Steve Ells, founder and CEO of Chipotle restaurants, wants you to know something that most fast food companies try desperately to hide: where their food comes from.

See for yourself in the above video, where he talks openly about “food with integrity” on national TV while standing amidst the very pigs that will some day become carnitas burritos at his restaurants. (Can’t see the video? Click here.)

If that weren’t enough, he went so far as to endorse Food, Inc., a documentary about the sorry state of industrialized food production in the United States. (You can even find coupons for $2 off the price of the DVD at your local Chipotle restaurant.)

This guy is serious. But is it good for business?

You bet it is. The company has seen impressive growth and has plans to expand to around 3,000 locations.

So why does informing people about where their food comes from work for Chipotle?

The main reason, I think, is authenticity.

The marketing strategy here is simple but effective: set high customer expectations and then exceed them.

How many times have you been disappointed by a crappy product or tricked by a bait-and-switch promotion? Several, I’m willing to guess.
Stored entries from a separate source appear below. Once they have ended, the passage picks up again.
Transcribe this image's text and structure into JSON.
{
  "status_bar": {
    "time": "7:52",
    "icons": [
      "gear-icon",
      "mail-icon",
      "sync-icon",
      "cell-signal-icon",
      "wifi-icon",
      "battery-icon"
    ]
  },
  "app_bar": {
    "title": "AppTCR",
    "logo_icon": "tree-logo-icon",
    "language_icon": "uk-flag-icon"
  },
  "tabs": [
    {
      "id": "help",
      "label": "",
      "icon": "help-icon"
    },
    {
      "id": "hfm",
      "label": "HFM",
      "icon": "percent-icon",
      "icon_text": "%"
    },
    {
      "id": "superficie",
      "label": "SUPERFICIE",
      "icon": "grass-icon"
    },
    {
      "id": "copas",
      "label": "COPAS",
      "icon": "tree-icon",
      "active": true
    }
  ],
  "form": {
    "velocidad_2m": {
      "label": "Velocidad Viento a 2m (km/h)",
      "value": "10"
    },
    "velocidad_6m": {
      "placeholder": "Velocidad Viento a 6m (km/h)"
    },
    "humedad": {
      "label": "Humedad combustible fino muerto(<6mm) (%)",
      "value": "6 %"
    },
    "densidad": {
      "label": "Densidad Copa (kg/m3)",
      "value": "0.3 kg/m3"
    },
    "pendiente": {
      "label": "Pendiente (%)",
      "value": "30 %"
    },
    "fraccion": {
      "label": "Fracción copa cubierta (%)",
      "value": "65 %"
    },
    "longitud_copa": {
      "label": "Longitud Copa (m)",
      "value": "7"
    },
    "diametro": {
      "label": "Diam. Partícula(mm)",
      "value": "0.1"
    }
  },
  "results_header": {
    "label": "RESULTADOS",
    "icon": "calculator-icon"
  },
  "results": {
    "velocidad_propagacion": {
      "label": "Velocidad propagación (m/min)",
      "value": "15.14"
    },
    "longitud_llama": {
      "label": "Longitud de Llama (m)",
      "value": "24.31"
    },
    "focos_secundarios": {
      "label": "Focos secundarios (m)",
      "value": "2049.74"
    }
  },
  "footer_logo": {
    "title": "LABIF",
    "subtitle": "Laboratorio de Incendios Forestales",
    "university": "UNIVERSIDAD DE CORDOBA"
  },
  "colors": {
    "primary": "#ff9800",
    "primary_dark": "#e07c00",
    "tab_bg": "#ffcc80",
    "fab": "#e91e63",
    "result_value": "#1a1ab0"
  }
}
After decades of being bamboozled by old-school marketing tactics (hello airlines!), we are starving for good products and honest companies.

Chipotle’s tactic for dealing with this is simple: make exceptional Mexican food by sourcing the best ingredients they can find and then tell you about it, which holds them accountable. That translates into authenticity.

Is Ells the real deal? It’s impossible to know from the outside, but there seems to be no conflict between what customers’ experience and what the company is saying. At least if you like their food.

In my opinion, Chipotle gets it: brands must deliver on what they promise because today’s consumers are savvy enough to know when they are being lied to and connected enough to expose those brands on Facebook, Twitter and other social media.

That should scare most any company into being authentic.